With my husband flying again and loving life as he learns to wrestle “the beast” that is the mighty War Pig C-2A Greyhound into compliance, I find that with my excitement for him comes a certain green-eyed envy. It’s been months since I’ve been up in the air in anything other than a commercial jet, and it’s giving me the shakes, man. I can almost feel those perishable skills withering from lack of use; I need to get myself in the right seat again before I really do forget everything I learned about conducting a SAR mission and dazzling everyone with my G1000 mastery (okay, okay, my G1000 competency, at the very least). Time to start poking at pilots in my CAP squadron for a proficiency flight or three — preferably funded by our estimable patron in blue, the United States Air Force. Gotta stay in practice if we’re going to be of any use in an emergency, after all… oh, who am I kidding? While I absolutely do care about being as proficient as possible as a Mission Observer, I love any excuse to get up in the air.
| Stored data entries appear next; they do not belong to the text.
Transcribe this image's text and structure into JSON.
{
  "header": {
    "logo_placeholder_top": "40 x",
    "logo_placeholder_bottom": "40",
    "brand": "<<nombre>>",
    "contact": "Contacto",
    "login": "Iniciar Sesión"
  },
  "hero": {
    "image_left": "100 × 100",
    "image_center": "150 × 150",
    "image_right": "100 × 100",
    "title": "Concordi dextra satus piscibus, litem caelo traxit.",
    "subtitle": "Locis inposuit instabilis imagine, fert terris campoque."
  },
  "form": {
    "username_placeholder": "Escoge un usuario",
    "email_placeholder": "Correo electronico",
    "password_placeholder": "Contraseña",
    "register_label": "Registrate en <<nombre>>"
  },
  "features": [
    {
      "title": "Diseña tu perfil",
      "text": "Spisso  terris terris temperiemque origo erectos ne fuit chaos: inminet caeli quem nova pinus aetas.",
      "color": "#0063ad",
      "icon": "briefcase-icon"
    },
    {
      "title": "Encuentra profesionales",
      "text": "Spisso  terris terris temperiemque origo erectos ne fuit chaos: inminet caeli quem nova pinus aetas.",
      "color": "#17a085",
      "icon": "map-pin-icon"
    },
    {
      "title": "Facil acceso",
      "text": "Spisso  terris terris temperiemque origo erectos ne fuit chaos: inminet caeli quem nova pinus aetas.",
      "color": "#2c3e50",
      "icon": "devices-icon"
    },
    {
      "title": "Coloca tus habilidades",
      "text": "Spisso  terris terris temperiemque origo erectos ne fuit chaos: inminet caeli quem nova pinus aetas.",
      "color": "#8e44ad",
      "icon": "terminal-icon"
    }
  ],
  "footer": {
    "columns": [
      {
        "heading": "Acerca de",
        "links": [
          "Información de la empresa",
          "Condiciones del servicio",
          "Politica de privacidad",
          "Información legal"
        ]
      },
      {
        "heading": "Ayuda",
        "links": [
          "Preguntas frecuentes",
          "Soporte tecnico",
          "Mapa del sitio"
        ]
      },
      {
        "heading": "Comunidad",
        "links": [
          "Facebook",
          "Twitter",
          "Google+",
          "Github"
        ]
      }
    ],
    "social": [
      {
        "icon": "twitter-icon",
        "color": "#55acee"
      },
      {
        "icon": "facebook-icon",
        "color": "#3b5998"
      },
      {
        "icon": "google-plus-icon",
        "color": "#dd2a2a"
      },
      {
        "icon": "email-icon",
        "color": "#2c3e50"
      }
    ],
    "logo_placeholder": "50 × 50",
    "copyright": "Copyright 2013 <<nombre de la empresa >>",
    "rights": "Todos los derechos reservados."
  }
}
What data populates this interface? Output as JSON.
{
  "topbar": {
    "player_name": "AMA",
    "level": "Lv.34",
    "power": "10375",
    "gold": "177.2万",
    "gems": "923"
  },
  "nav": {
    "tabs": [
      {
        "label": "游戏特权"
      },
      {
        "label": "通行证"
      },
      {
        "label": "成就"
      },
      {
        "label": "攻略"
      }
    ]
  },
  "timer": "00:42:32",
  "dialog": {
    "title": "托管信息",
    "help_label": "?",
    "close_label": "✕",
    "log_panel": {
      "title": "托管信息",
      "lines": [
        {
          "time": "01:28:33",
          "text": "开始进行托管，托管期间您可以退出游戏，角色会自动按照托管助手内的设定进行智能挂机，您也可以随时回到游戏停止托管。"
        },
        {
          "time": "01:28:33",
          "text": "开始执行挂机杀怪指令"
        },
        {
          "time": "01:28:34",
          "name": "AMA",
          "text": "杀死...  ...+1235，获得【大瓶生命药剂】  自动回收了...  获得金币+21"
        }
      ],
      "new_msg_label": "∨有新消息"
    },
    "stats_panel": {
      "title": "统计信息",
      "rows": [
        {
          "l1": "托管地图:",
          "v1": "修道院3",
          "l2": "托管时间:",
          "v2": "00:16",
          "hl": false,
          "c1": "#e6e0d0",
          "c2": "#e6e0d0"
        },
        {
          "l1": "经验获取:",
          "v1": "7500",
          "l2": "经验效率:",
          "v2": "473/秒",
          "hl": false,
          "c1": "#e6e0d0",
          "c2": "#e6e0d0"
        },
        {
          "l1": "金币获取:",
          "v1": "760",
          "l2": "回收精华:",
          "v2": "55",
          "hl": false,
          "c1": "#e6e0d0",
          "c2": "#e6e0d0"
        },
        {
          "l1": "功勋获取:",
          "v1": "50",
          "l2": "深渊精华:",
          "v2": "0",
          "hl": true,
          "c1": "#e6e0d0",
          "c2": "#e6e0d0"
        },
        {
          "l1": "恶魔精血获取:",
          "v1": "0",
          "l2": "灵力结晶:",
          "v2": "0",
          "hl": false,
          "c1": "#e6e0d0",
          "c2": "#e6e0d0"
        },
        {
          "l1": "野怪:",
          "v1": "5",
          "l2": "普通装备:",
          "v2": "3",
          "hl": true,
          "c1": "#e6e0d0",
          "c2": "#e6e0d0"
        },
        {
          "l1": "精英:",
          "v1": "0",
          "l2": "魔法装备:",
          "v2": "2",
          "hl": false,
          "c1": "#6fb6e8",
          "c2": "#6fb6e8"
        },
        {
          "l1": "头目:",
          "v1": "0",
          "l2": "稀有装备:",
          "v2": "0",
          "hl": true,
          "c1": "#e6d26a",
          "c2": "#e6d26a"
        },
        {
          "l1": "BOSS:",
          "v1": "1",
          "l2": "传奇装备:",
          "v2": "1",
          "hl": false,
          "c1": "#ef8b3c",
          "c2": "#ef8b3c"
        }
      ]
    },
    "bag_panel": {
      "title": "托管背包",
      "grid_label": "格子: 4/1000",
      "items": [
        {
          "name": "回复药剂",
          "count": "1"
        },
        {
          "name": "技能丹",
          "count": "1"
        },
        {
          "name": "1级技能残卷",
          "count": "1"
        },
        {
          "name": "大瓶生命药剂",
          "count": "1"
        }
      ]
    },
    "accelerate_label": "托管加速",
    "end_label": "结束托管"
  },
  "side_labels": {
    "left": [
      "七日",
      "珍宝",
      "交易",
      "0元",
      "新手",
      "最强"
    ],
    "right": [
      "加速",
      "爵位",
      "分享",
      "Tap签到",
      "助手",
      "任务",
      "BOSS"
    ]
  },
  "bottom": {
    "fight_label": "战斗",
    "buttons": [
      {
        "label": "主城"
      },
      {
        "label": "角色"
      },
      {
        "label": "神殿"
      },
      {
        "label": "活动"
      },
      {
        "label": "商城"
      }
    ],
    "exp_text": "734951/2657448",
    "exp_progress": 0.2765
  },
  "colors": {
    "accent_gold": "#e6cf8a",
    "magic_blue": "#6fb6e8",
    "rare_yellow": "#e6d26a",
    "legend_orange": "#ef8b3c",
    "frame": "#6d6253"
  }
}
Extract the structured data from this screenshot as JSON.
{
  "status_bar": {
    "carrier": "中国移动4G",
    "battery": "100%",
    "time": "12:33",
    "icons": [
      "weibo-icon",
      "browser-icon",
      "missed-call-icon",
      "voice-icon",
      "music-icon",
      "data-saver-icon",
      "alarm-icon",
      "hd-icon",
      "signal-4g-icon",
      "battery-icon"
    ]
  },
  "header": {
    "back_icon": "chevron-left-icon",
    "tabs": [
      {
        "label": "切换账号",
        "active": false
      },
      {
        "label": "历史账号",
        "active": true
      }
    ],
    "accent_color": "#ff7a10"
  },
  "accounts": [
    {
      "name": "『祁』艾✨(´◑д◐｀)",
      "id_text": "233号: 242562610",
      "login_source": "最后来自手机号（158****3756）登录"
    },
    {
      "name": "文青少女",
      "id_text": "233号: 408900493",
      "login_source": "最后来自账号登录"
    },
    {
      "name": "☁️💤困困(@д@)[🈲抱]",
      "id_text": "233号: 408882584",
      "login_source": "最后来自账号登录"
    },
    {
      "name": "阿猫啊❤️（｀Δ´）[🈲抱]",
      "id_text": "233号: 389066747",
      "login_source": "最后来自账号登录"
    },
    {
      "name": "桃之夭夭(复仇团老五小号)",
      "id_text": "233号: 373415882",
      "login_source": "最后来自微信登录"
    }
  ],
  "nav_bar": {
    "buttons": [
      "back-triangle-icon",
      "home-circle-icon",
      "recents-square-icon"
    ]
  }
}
I would be thrilled if stars aligned this year such that I could start work on my own private pilot certificate. The sticking point for me is that I want to have the time and resources to fly frequently enough (more than once a week, if at all possible) that I can progress along that learning curve without a lot of retracing my steps due to time out of the cockpit. I hear of so many people hitting the proverbial wall before they get their certificates simply because they are unable to fly regularly, whether due to scheduling conflicts or running out of ready cash. There are scholarships available through several organizations, including a few devoted to women in aviation, but most seem to require that one has at least reached a certain milestone in the training process. There’s no way I can even start until after we are settled wherever we are going to be for my husband’s first fleet squadron, and I’ll have to wait even longer if we wind up in Japan.
It will happen someday, though, even if we have to wrench those stars into alignment by force. How else will I be able to fully enjoy the kit plane we intend to build someday off in the misty future after my husband retires?
6 thoughts on “I Miss Flying”
I didn’t know you flew planes, too. That’s awesome!
Thanks! I got involved with CAP back in ’08 and eventually got qualified in aerial search and rescue. I’m not in the left seat actually flying the plane, but as a Mission Observer I sit in the right seat and do whatever else I can — talk on the radio to the mission base and any ground teams that may be on the scene, fiddle with the GPS, use direction finding equipment to guide the pilot toward a signal from an emergency beacon, etc. — to ensure that the pilot can give 100% focus to flying the plane safely. The MO’s primary responsibility is visual search, though, just like the Mission Scanner in the back seat.
It is easily the coolest volunteer work I’ve ever gotten to do. 😀
I’m really enjoying reading your blog. I’ve just discovered the world of blogging, and it’s great reading about fellow military spouses. Looking forward to reading more posts!
Nice to “meet” you, Heather, and thank you for reading. 🙂 I look forward to checking out your blog, too.
I know my husband will go thru this whenever he stops flying. HE always says its time to slow down but at the same time I know he cant just walk away. not yet anyways.
Flying really is one of those addictive experiences — I’ll believe a pilot walking away from it entirely when I see it. 😉 A fair few of the people with whom I volunteer in CAP are retired Naval Aviators and NFOs who couldn’t bear to stay out of the cockpit after their military flying days were over. They bring a lot of experience to the table, and the cheap/free flight time is a bonus for ’em.